Ariely appears to conclude that disorders like ADHD are manufactured so parents can blame the disorder rather than themselves or their child. I assume he would lump Asperger's (an autism spectrum disorder) in with his "medical label" theory. As someone with ADHD and Asperger's whose children have ADHD, Asperger's, and sensory processing issues, it frustrates me when people with no experience or expertise (like Ariely, Bill Maher, Arianna Huffington, Dennis O'Leary, and Michael Savage) intimate that these conditions are somehow fabricated or exaggerated, and if parents only did X or Y, their kids would behave better.

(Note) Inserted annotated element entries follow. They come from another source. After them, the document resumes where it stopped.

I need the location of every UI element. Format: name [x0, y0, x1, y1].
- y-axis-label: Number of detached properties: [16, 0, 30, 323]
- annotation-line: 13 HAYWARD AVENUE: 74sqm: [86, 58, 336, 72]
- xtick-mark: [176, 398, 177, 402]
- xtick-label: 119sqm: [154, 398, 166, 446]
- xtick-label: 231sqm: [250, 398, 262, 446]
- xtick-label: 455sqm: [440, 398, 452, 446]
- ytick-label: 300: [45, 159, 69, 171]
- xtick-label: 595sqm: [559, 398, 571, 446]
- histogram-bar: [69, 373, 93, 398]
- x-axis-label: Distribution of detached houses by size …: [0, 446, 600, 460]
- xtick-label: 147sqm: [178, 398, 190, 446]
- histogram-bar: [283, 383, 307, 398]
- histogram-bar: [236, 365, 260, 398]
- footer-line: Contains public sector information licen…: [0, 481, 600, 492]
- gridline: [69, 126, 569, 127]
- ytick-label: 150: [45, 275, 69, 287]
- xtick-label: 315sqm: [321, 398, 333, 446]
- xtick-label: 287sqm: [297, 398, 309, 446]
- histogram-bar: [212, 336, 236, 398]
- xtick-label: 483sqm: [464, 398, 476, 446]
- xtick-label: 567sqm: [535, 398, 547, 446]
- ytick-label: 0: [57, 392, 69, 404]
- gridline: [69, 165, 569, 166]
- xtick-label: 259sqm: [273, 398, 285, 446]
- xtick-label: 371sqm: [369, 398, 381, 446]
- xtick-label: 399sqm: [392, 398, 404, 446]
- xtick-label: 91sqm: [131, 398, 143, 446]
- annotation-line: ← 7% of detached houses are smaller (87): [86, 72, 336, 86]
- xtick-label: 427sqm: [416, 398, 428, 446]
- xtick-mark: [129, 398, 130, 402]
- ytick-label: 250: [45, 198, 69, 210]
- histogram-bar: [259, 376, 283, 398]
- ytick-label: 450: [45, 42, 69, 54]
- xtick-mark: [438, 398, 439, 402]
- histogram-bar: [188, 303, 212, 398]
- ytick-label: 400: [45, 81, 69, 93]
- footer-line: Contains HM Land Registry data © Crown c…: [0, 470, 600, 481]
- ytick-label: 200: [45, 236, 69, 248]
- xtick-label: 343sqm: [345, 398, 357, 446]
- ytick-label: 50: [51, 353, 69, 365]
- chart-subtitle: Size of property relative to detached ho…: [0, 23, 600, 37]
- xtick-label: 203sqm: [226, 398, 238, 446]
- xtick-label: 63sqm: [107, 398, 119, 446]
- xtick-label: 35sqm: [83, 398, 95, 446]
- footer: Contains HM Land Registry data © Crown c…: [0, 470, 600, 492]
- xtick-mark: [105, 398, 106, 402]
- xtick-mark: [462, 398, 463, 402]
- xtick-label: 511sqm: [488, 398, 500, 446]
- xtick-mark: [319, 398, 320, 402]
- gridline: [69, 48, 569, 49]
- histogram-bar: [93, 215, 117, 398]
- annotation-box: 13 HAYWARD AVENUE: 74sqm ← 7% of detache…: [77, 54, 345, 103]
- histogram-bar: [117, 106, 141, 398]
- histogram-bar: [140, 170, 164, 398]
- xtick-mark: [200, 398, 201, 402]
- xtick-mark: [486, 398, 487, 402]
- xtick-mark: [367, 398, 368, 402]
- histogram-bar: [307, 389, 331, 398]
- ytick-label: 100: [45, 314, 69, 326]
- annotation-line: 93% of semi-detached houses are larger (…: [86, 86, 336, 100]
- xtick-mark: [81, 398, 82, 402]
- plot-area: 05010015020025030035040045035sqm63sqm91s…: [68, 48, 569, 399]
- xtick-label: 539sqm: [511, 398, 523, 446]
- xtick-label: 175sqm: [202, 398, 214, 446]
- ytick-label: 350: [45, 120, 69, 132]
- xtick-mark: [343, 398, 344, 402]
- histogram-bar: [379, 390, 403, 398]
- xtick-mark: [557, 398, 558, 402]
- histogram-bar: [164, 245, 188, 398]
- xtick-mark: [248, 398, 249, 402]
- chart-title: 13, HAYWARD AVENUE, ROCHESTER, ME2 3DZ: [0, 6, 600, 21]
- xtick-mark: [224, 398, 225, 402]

While it is fair to debate whether these "labels" are disorders or merely differences, it is conclusive that individuals with these diagnoses differ physiologically and genetically from so-called "normal" people. Kids with ADHD are not simply "energetic," and kids with Asperger's are not merely "a little odd." Only someone who never parented a child with these conditions could think this.
Like me, children with these conditions used to grow up without the benefit of labels to explain their socially incorrect behavior. And like me, many were physically punished or ostracized, yet the behavior inexplicably persisted. In my experience, parents more often blame the child, rather than their parenting (especially if they also have a "good" child as a comparator).
It is other people who blame the parents. For decades after autistic behaviors were assigned a medical label, mothers were blamed for not bonding with their children correctly, so I do not see how Ariely concludes that the labels serve to relieve parents of guilt. Further, is he implying that parents of these children are guilty of something? Maybe he agrees with Savage, who said autism is the result of parents failing to punish their "brats."
When I learned my kids had Asperger's, a friend said, "I'm sorry." I pointed out that my sons' behaviors and my concerns predated the label. The label did not change who they are; it only changed how I interact with them and how I teach them to interact with the world. Without the label, I don't know if I would have ever figured them out. It was like someone gave me a key to understanding them and myself.
Ariely's attitude about these behavioral conditions reminds me of how people used to view depression: as something people could just "snap out of" if they so desired. Today, most people (save the Scientologists) accept that severe depression is a true medical condition. Fibromyalgia and chronic fatigue syndrome have also gained acceptance as real disorders. I look forward to the day when people no longer question the validity of Asperger's, ADHD, OCD, and other behavioral conditions with physiological causes.